Feb 152017
 

Wash. D.C. msn.com

A proposed import tax floated by the Trump Administration to pay for a wall along the Mexican border could ultimately be passed on to American consumers. White House spokesman Sean Spicer said that the President is considering a 20% tax on all Mexican imports as a way to make Mexico pay for the wall–a demand that prompted Trump and Mexico’s president to scrap a planned meeting next week.

The idea triggered a cascade of criticism and jokes on social media about Americans facing price spikes on avocados and tequila. Soon after, Spicer said the tax was just one proposal to finance the wall. “The point is, American taxpayers are not going to fund it,” he said.

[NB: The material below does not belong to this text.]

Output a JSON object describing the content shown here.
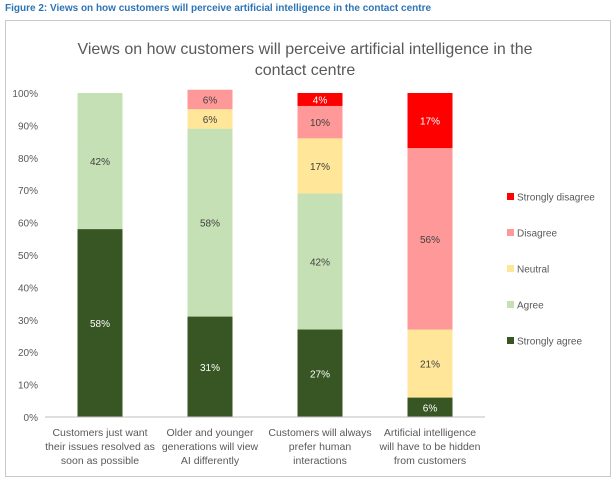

In reality, they would because higher taxes on Mexican imports would mean either higher prices for buyers of those imports or higher priced American products if the imports are reduced, politicians and economists warned.

“Simply put, any policy proposal which drives up costs of Corona, tequila, or margaritas is a big time bad idea. Mucho sad,” Sen. Lindsey Graham tweeted. Mauro Guillen, global economics professor at the University of Pennsylvania, called the tax idea, “insane”. “What your doing is taxing the American consumer,” he said. “Everything from Mexico will become more expensive. It’s a pretty big tariff.” If prices of Mexican imports rise, U.S. competitors will likely raise their prices. And demand for those products could plummet if consumers can’t find less expensive alternative sources. Trade between the U.S. and Mexico totaled $583.6 billion in 2015, according to the U.S. Trade Representative.